Baseball Crank
Covering the Front and Back Pages of the Newspaper
June 5, 2004
POLITICS: Home Stretch for the Gipper

Sad news: CNN reports that President Reagan is dying. Given how much Alzheimer's has taken from him already, it's probably for the best for the 93-year-old Reagan and his family if the end comes soon.

To be cold-bloodedly political for a second, how would Reagan's death in the next month or two affect this year's presidential race? Not much, of course - most things that are supposed to affect the presidential race turn out to be overrated - but a wave of Reagan nostalgia would undoubtedly be a bit of help to Bush, reminding people of the common principles both have stood for and the common criticisms both faced. This is in marked contrast to the coming wave of Clinton nostalgia that will arrive with Bill's book - the further away one gets from the Clinton years, the less of lasting importance (other than his trade deals, for which his successors are none to quick to claim credit) can really be traced to him, and the things people remember fondly about Clinton (his charm, empathy and optimism) are palpably lacking in the Democrats' current nominee.

Posted by Baseball Crank at 11:06 AM | Politics 2004 | Comments (6) | TrackBack (0)
Comments

Bush traded Reagan's "Shining Beacon on a Hill" for an armed bunker in an undisclosed location.

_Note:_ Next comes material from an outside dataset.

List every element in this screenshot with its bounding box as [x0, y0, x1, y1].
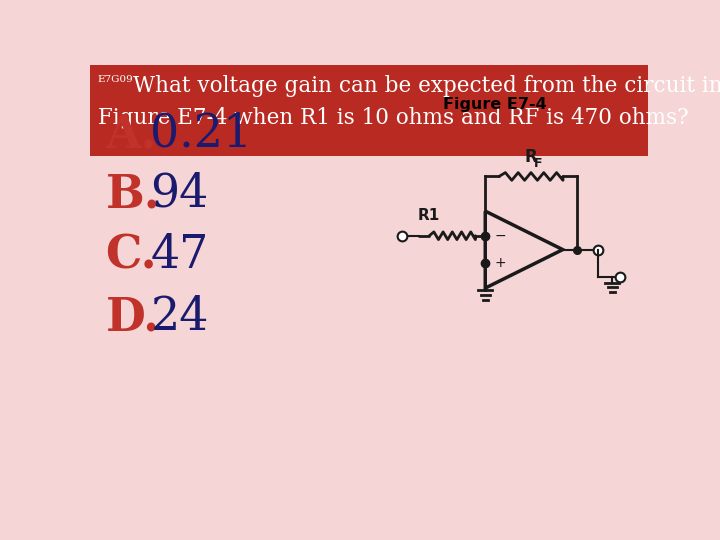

From hopeful to fearful, from a moral example to "if you're not with us, you're with them", Bush's administration has changed the message we send to the world in fundamental ways.

Spurning even his fathers nuanced foreign policies, Bush has adopted the Wayan's brothers' movie foreign policy: "I'm gonna get you, sucka"

Do you eat your popcorn with buttery flavored oil or will you be changing movies?

This is not your father's republican party, sport. How do you like them now?

Posted by: higgs boson at June 5, 2004 12:24 PM

See, you apparently don't remember the 80s. All the same people said all the same things about Reagan, how he didn't listen to the French and Germans, how he was a belligerent cowboy, etc.

Posted by: The Crank at June 5, 2004 12:35 PM

What's so surprising and important -- whether your an admirer or critic -- is how much George W. works towards following the policy path of Reagan, rather than his father. You may disagree with Bush's policies, but the soundbite critiques of his foreign policies are strikingly similar to the critiques of the Reagan Administration. Many of which turned out to be embarassingly wrong.

Posted by: Kiners Korner at June 6, 2004 12:11 AM

I don't have many fond memories or good comments on Reagan's presidency. But now is not the time to get into that.

On a personal note, I just attended the funeral of a good friend's grandmother who suffered with Alzheimer's and I am sure the Reagan family is feeling a good deal of relief in addition to grief. It is a long and horrible ordeal to go through. I have plenty of sympathy for them, and offer plenty of respect for those who want to remember Reagan in a different manner than myself.

Although a Reagan critic, I would like to point out that Reagan's most-heralded acheivement by those on the right -- his "ending the Cold War" -- was accomplished in a manner completely contrary to the way Bush has handled foriegn policy (ie: compromise and diplomacy), and despite the protestations of many on the Right at the time, including former DOD-man Perle and then-Congressmen Cheney...

The best thing that could come from Reagan's death at this time would be a focus on Alzheimer's and the fact that Bush has hampered progressagainst it by shutting down the stem cell research.

There, I managed to get my political digs in without taking it out on Reagan...not bad.

Posted by: Mr Furious at June 6, 2004 12:52 AM

not bad at all!

Although the compromise and diplomacy used in the second Reagan Administration was made possible by the actions of the first Reagan Administration -- a massive military build-up done despite Democratic protests, the enactment of a foreign policy that upset Europe and ratcheting up of anti-Soviet rhetoric.

In essence, these earlier actions made it so that we were in essence conducting diplomacy with a dying empire.

Posted by: Kiners Korner at June 6, 2004 9:23 AM

That's exactly right - Reagan didn't bend until he had our adversary over a barrel. (Which, I should add, is how Bush has dealt with some countries, like Pakistan and Libya).